What a tricky time of year for cooking it is right now. My brain wants salads, tacos and anything grilled, but my weatherman is telling me it’s still soup and casserole weather. Until Larry Sprinkle (yes, it is the best name for a weatherman ever) starts giving me some better news, I’m stuck in a cooking limbo. Which isn’t all bad, because I get to make meals like this Springtime Stew!
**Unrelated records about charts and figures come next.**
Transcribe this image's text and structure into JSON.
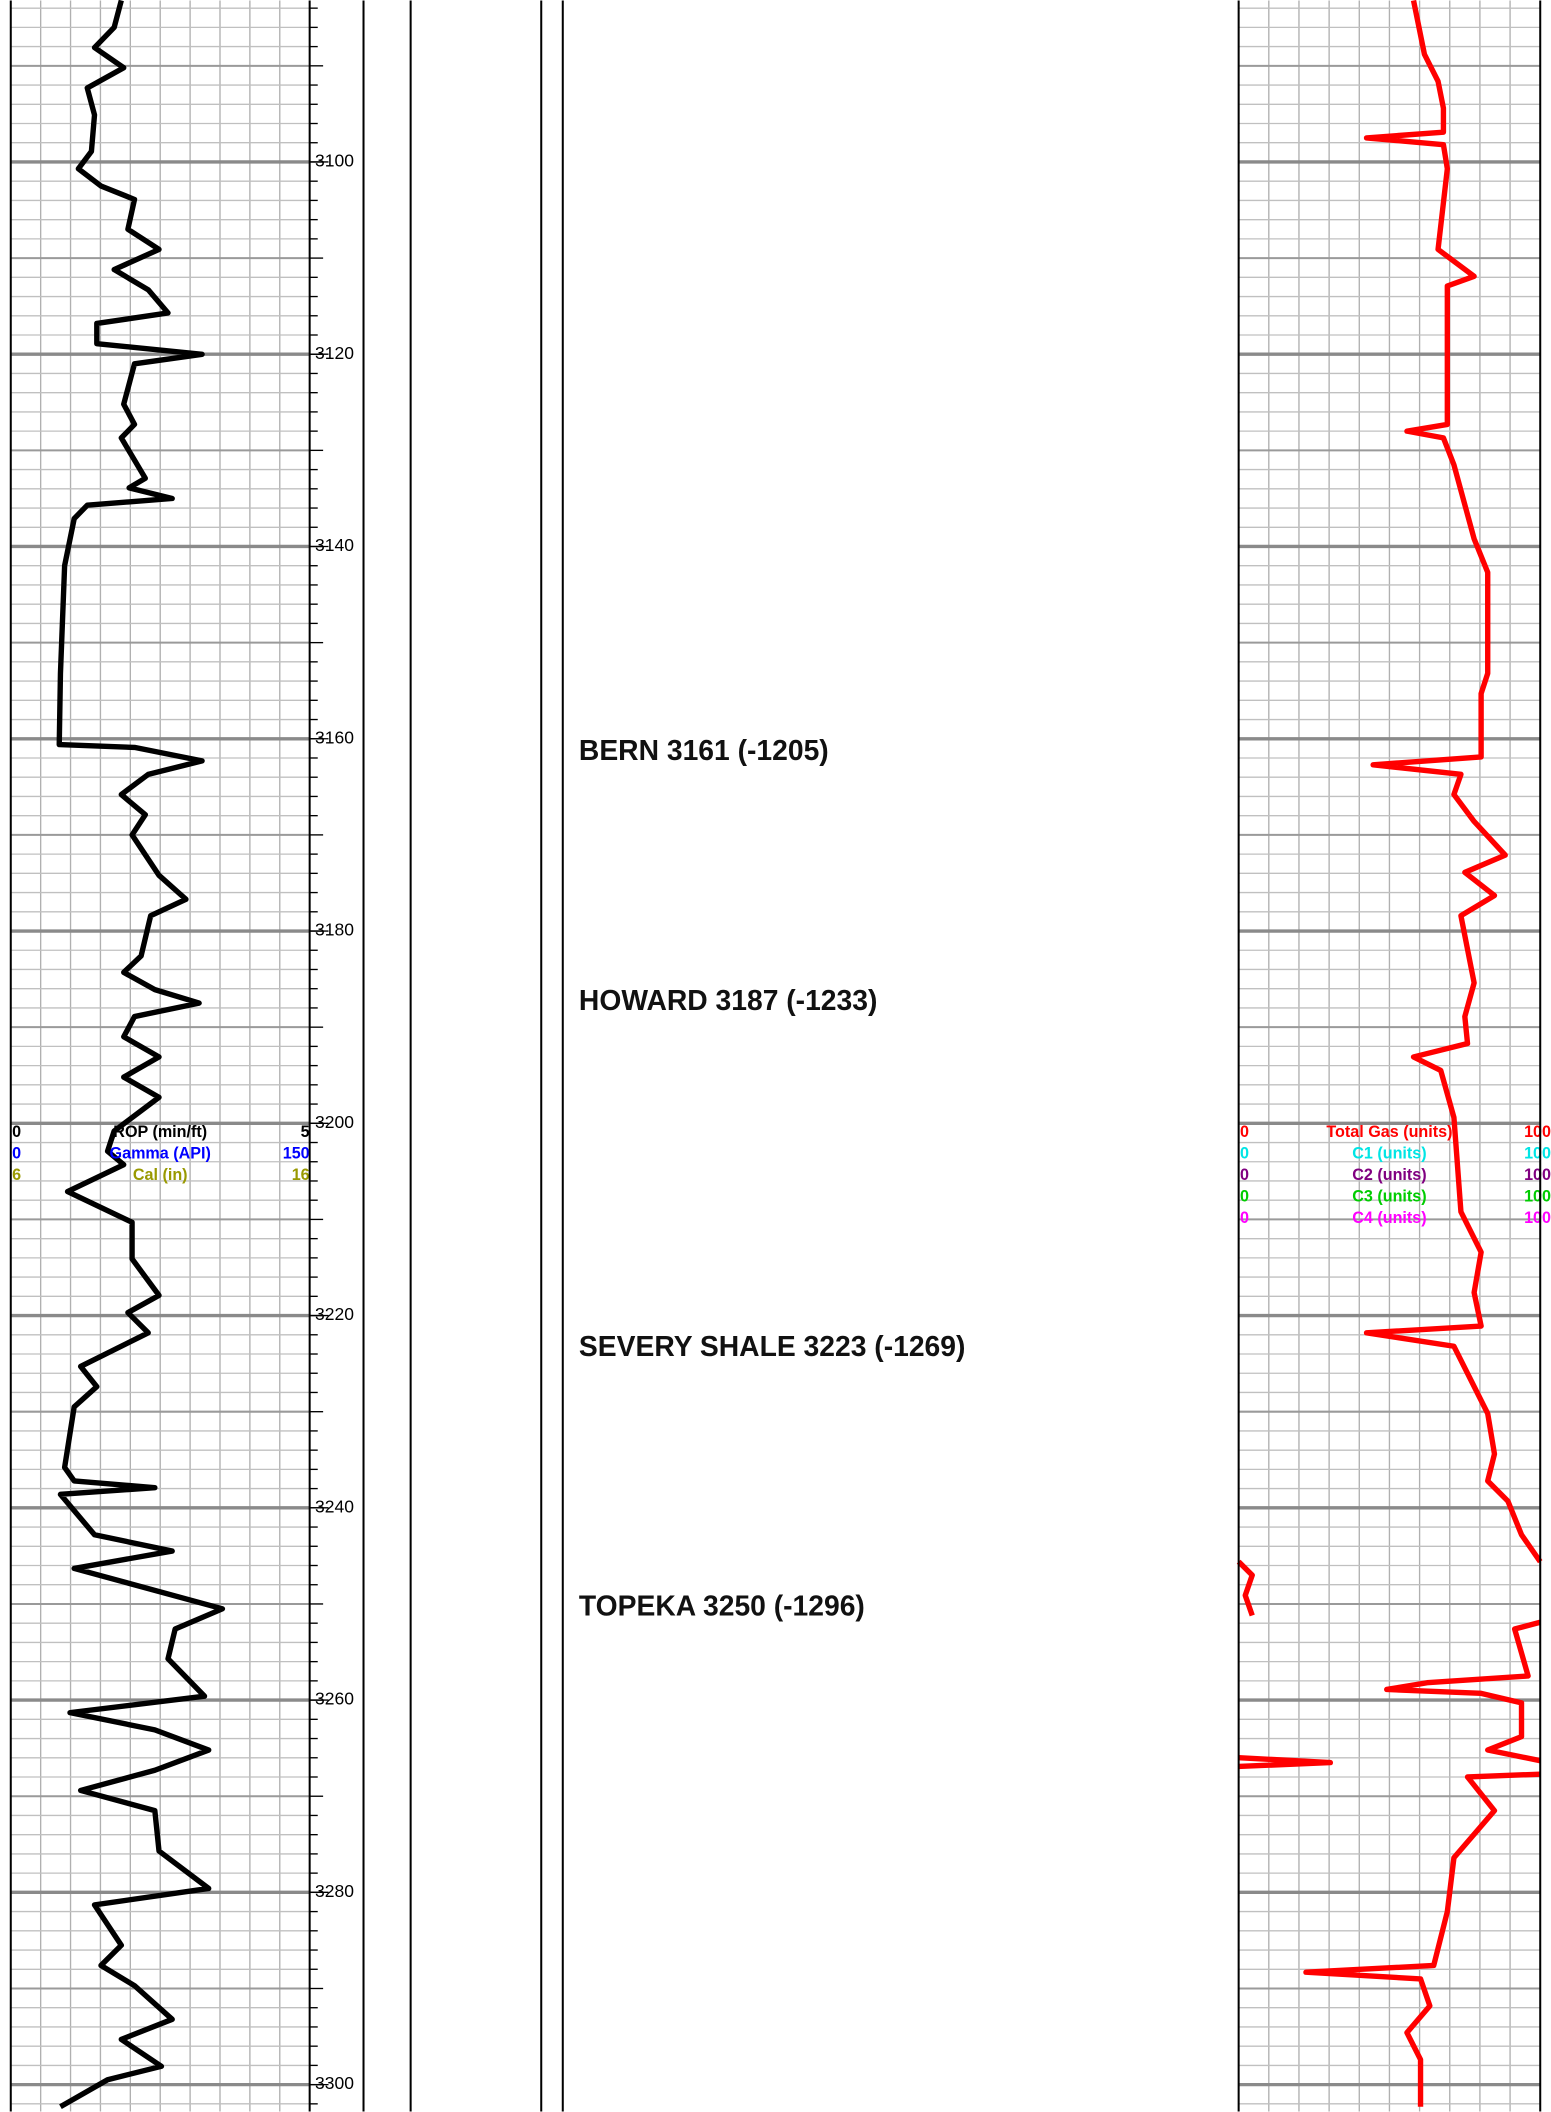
{
  "chart_data": {
    "type": "well-log",
    "ylim": [
      3083.2,
      3302.8
    ],
    "yticks": [
      3100,
      3120,
      3140,
      3160,
      3180,
      3200,
      3220,
      3240,
      3260,
      3280,
      3300
    ],
    "grid": true,
    "tracks": [
      {
        "series": [
          {
            "name": "ROP (min/ft)",
            "color": "#000000",
            "range": [
              0,
              5
            ],
            "x": [
              3083.2,
              3086.0,
              3088.1,
              3090.2,
              3092.3,
              3095.1,
              3098.9,
              3100.7,
              3102.5,
              3103.9,
              3107.0,
              3109.1,
              3111.2,
              3113.3,
              3115.7,
              3116.8,
              3118.9,
              3120.0,
              3121.0,
              3125.2,
              3127.3,
              3128.7,
              3132.9,
              3133.9,
              3135.0,
              3135.7,
              3137.1,
              3142.0,
              3153.2,
              3160.6,
              3160.9,
              3162.3,
              3163.7,
              3165.8,
              3167.9,
              3170.0,
              3174.2,
              3176.7,
              3178.4,
              3182.6,
              3184.3,
              3186.1,
              3187.5,
              3188.9,
              3191.0,
              3193.1,
              3195.2,
              3197.3,
              3200.8,
              3202.9,
              3204.3,
              3207.1,
              3210.3,
              3214.1,
              3217.9,
              3219.7,
              3221.8,
              3225.3,
              3227.4,
              3229.5,
              3235.8,
              3237.2,
              3237.9,
              3238.6,
              3242.8,
              3244.5,
              3246.3,
              3250.5,
              3252.6,
              3255.7,
              3259.6,
              3261.3,
              3263.1,
              3265.2,
              3267.3,
              3269.4,
              3271.5,
              3275.7,
              3279.6,
              3281.3,
              3285.5,
              3287.6,
              3289.7,
              3293.2,
              3295.3,
              3298.1,
              3299.5,
              3302.3
            ],
            "values": [
              1.85,
              1.73,
              1.4,
              1.89,
              1.28,
              1.4,
              1.35,
              1.13,
              1.51,
              2.07,
              1.96,
              2.48,
              1.73,
              2.3,
              2.63,
              1.44,
              1.44,
              3.2,
              2.07,
              1.89,
              2.07,
              1.85,
              2.25,
              1.98,
              2.7,
              1.28,
              1.06,
              0.9,
              0.83,
              0.81,
              2.07,
              3.2,
              2.3,
              1.85,
              2.25,
              2.03,
              2.48,
              2.93,
              2.34,
              2.18,
              1.89,
              2.41,
              3.15,
              2.07,
              1.89,
              2.48,
              1.89,
              2.48,
              1.73,
              1.62,
              1.89,
              0.95,
              2.03,
              2.03,
              2.48,
              1.96,
              2.3,
              1.17,
              1.44,
              1.06,
              0.9,
              1.06,
              2.41,
              0.83,
              1.4,
              2.7,
              1.06,
              3.54,
              2.75,
              2.63,
              3.24,
              0.99,
              2.41,
              3.31,
              2.41,
              1.17,
              2.41,
              2.48,
              3.31,
              1.4,
              1.85,
              1.51,
              2.07,
              2.7,
              1.85,
              2.52,
              1.62,
              0.83
            ]
          },
          {
            "name": "Gamma (API)",
            "color": "#0000ff",
            "range": [
              0,
              150
            ]
          },
          {
            "name": "Cal (in)",
            "color": "#999900",
            "range": [
              6,
              16
            ]
          }
        ]
      },
      {
        "series": [
          {
            "name": "Total Gas (units)",
            "color": "#ff0000",
            "range": [
              0,
              100
            ],
            "x": [
              3083.2,
              3088.8,
              3091.6,
              3094.4,
              3096.9,
              3097.5,
              3098.2,
              3100.7,
              3109.1,
              3111.9,
              3112.9,
              3127.3,
              3128.0,
              3128.7,
              3131.5,
              3139.2,
              3142.7,
              3153.2,
              3155.3,
              3161.9,
              3162.7,
              3163.7,
              3165.8,
              3168.6,
              3172.1,
              3173.9,
              3176.3,
              3178.4,
              3185.4,
              3188.9,
              3191.7,
              3193.1,
              3194.5,
              3199.4,
              3209.2,
              3213.4,
              3217.6,
              3221.1,
              3221.8,
              3223.2,
              3230.2,
              3234.4,
              3237.2,
              3239.3,
              3242.8,
              3245.6,
              null,
              3245.6,
              3247.0,
              3249.1,
              3251.2,
              null,
              3251.9,
              3252.6,
              3257.5,
              3258.2,
              3258.9,
              3259.3,
              3260.3,
              3263.8,
              3265.2,
              3266.3,
              null,
              3266.0,
              3266.5,
              3266.9,
              null,
              3267.7,
              3268.0,
              3271.5,
              3276.4,
              3282.0,
              3287.6,
              3288.3,
              3289.0,
              3291.8,
              3294.6,
              3297.4,
              3302.3
            ],
            "values": [
              58.0,
              61.6,
              66.1,
              67.9,
              67.9,
              42.4,
              67.9,
              69.2,
              66.1,
              78.1,
              69.2,
              69.2,
              55.8,
              67.9,
              71.4,
              78.1,
              82.6,
              82.6,
              80.4,
              80.4,
              44.6,
              73.7,
              71.4,
              78.1,
              88.4,
              75.0,
              84.8,
              73.7,
              78.1,
              75.0,
              75.9,
              58.0,
              67.0,
              71.4,
              73.7,
              80.4,
              78.1,
              80.4,
              42.4,
              71.4,
              82.6,
              84.8,
              82.6,
              89.3,
              93.8,
              100,
              null,
              0,
              4.5,
              2.2,
              4.5,
              null,
              100,
              91.5,
              96.0,
              62.5,
              49.1,
              80.4,
              93.8,
              93.8,
              82.6,
              100,
              null,
              0,
              30.4,
              0,
              null,
              100,
              75.9,
              84.8,
              71.4,
              69.2,
              64.7,
              22.3,
              60.3,
              63.4,
              55.8,
              60.3,
              60.3
            ]
          },
          {
            "name": "C1 (units)",
            "color": "#00e5e5",
            "range": [
              0,
              100
            ]
          },
          {
            "name": "C2 (units)",
            "color": "#800080",
            "range": [
              0,
              100
            ]
          },
          {
            "name": "C3 (units)",
            "color": "#00cc00",
            "range": [
              0,
              100
            ]
          },
          {
            "name": "C4 (units)",
            "color": "#ff00ff",
            "range": [
              0,
              100
            ]
          }
        ]
      }
    ],
    "tops": [
      {
        "label": "BERN 3161 (-1205)",
        "depth": 3161
      },
      {
        "label": "HOWARD 3187 (-1233)",
        "depth": 3187
      },
      {
        "label": "SEVERY SHALE 3223 (-1269)",
        "depth": 3223
      },
      {
        "label": "TOPEKA 3250 (-1296)",
        "depth": 3250
      }
    ]
  }
}
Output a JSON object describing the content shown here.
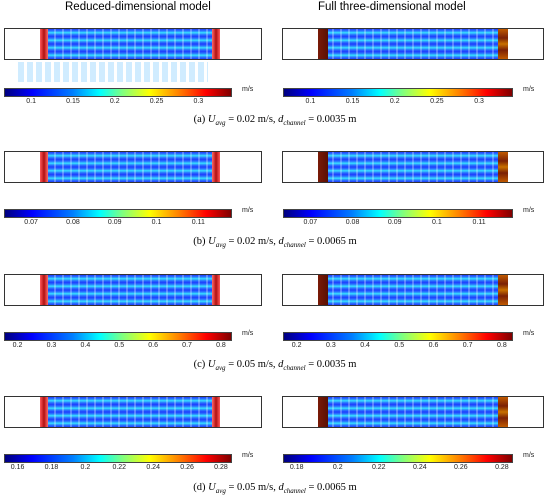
{
  "header": {
    "left_title": "Reduced-dimensional model",
    "right_title": "Full three-dimensional model"
  },
  "colorbar_unit": "m/s",
  "panels": [
    {
      "ticks": [
        "0.1",
        "0.15",
        "0.2",
        "0.25",
        "0.3"
      ],
      "caption": {
        "label": "(a)",
        "u_sym": "U",
        "u_sub": "avg",
        "u_val": "= 0.02 m/s,",
        "d_sym": "d",
        "d_sub": "channel",
        "d_val": "= 0.0035 m"
      }
    },
    {
      "ticks": [
        "0.07",
        "0.08",
        "0.09",
        "0.1",
        "0.11"
      ],
      "caption": {
        "label": "(b)",
        "u_sym": "U",
        "u_sub": "avg",
        "u_val": "= 0.02 m/s,",
        "d_sym": "d",
        "d_sub": "channel",
        "d_val": "= 0.0065 m"
      }
    },
    {
      "ticks": [
        "0.2",
        "0.3",
        "0.4",
        "0.5",
        "0.6",
        "0.7",
        "0.8"
      ],
      "caption": {
        "label": "(c)",
        "u_sym": "U",
        "u_sub": "avg",
        "u_val": "= 0.05 m/s,",
        "d_sym": "d",
        "d_sub": "channel",
        "d_val": "= 0.0035 m"
      }
    },
    {
      "ticks": [
        "0.16",
        "0.18",
        "0.2",
        "0.22",
        "0.24",
        "0.26",
        "0.28"
      ],
      "ticks_right": [
        "0.18",
        "0.2",
        "0.22",
        "0.24",
        "0.26",
        "0.28"
      ],
      "caption": {
        "label": "(d)",
        "u_sym": "U",
        "u_sub": "avg",
        "u_val": "= 0.05 m/s,",
        "d_sym": "d",
        "d_sub": "channel",
        "d_val": "= 0.0065 m"
      }
    }
  ]
}
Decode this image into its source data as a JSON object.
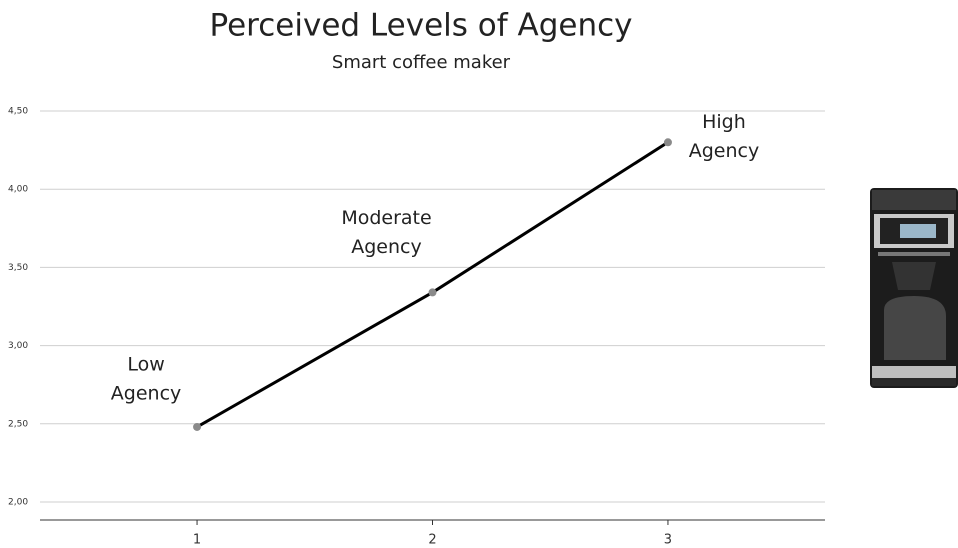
{
  "chart_data": {
    "type": "line",
    "title": "Perceived Levels of Agency",
    "subtitle": "Smart coffee maker",
    "x": [
      1,
      2,
      3
    ],
    "series": [
      {
        "name": "Smart coffee maker",
        "color": "#000000",
        "values": [
          2.48,
          3.34,
          4.3
        ]
      }
    ],
    "annotations": [
      [
        "Low",
        "Agency"
      ],
      [
        "Moderate",
        "Agency"
      ],
      [
        "High",
        "Agency"
      ]
    ],
    "xlim": [
      0.333,
      3.667
    ],
    "xticks": [
      1,
      2,
      3
    ],
    "ylim": [
      1.885,
      4.5
    ],
    "yticks": [
      {
        "value": 2.0,
        "label": "2,00"
      },
      {
        "value": 2.5,
        "label": "2,50"
      },
      {
        "value": 3.0,
        "label": "3,00"
      },
      {
        "value": 3.5,
        "label": "3,50"
      },
      {
        "value": 4.0,
        "label": "4,00"
      },
      {
        "value": 4.5,
        "label": "4,50"
      }
    ],
    "grid": true,
    "marker_color": "#8a8a8a"
  }
}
Springtime Stew is really my mom’s adaptation of her mom’s beef and veggie soup. Springtime Stew is hearty, but not nearly as heavy as its winter counterpart. The stew is primarily made of vegetables (you could easily make this vegetarian by omitting the beef) with a tomato sauce infused base. You can enjoy it alone as a soup, or put it over noodles for a heartier meal. Either way, you really can’t go wrong.
Larry Sprinkle just informed me that this coming weekend we will break into the seventies (finally!!) so I’ll have to eat up these leftovers in the next few days. Which I really don’t anticipate being a problem. Springtime Stew is every bit as good as leftovers as it is the day you make it!
Springtime Stew is the perfect meal for when you’re craving a lighter meal but it’s still soup weather outside. It’s light yet hearty and oh, so delicious.
- 1 lb chuck roast, cubed
- 1 large onion, chopped
- 3 stalks celery, chopped
- 4 carrots, peeled and chopped
- 1 head cabbage, chopped
- 1 summer squash, halved lengthwise then sliced cross-wise
- 32 oz beef broth (+ 16 oz can beef broth to thin the soup if needed)
- 17 oz tomato sauce
- 1 small can green beans* (do no drain)
- 1 can corn (do not drain)
- salt and pepper to taste
- 1 pkg egg noodles, prepared to package directions
Season the beef with salt and pepper. Place in a stock pot and cover with water. Heat to boiling and then reduce to a simmer .
Add the onion, carrots, celery, beef broth and tomato sauce. Add salt and pepper to taste. Simmer for 15 minutes.
Add the cabbage and zucchini and cook for an additional 20 minutes. Add the green beans and corn, including the liquid from the cans and stir together. Season with salt and pepper.
Serve over egg noodles.
* This can easily be made vegetarian by omitting the beef and replacing the beef broth with vegetable broth.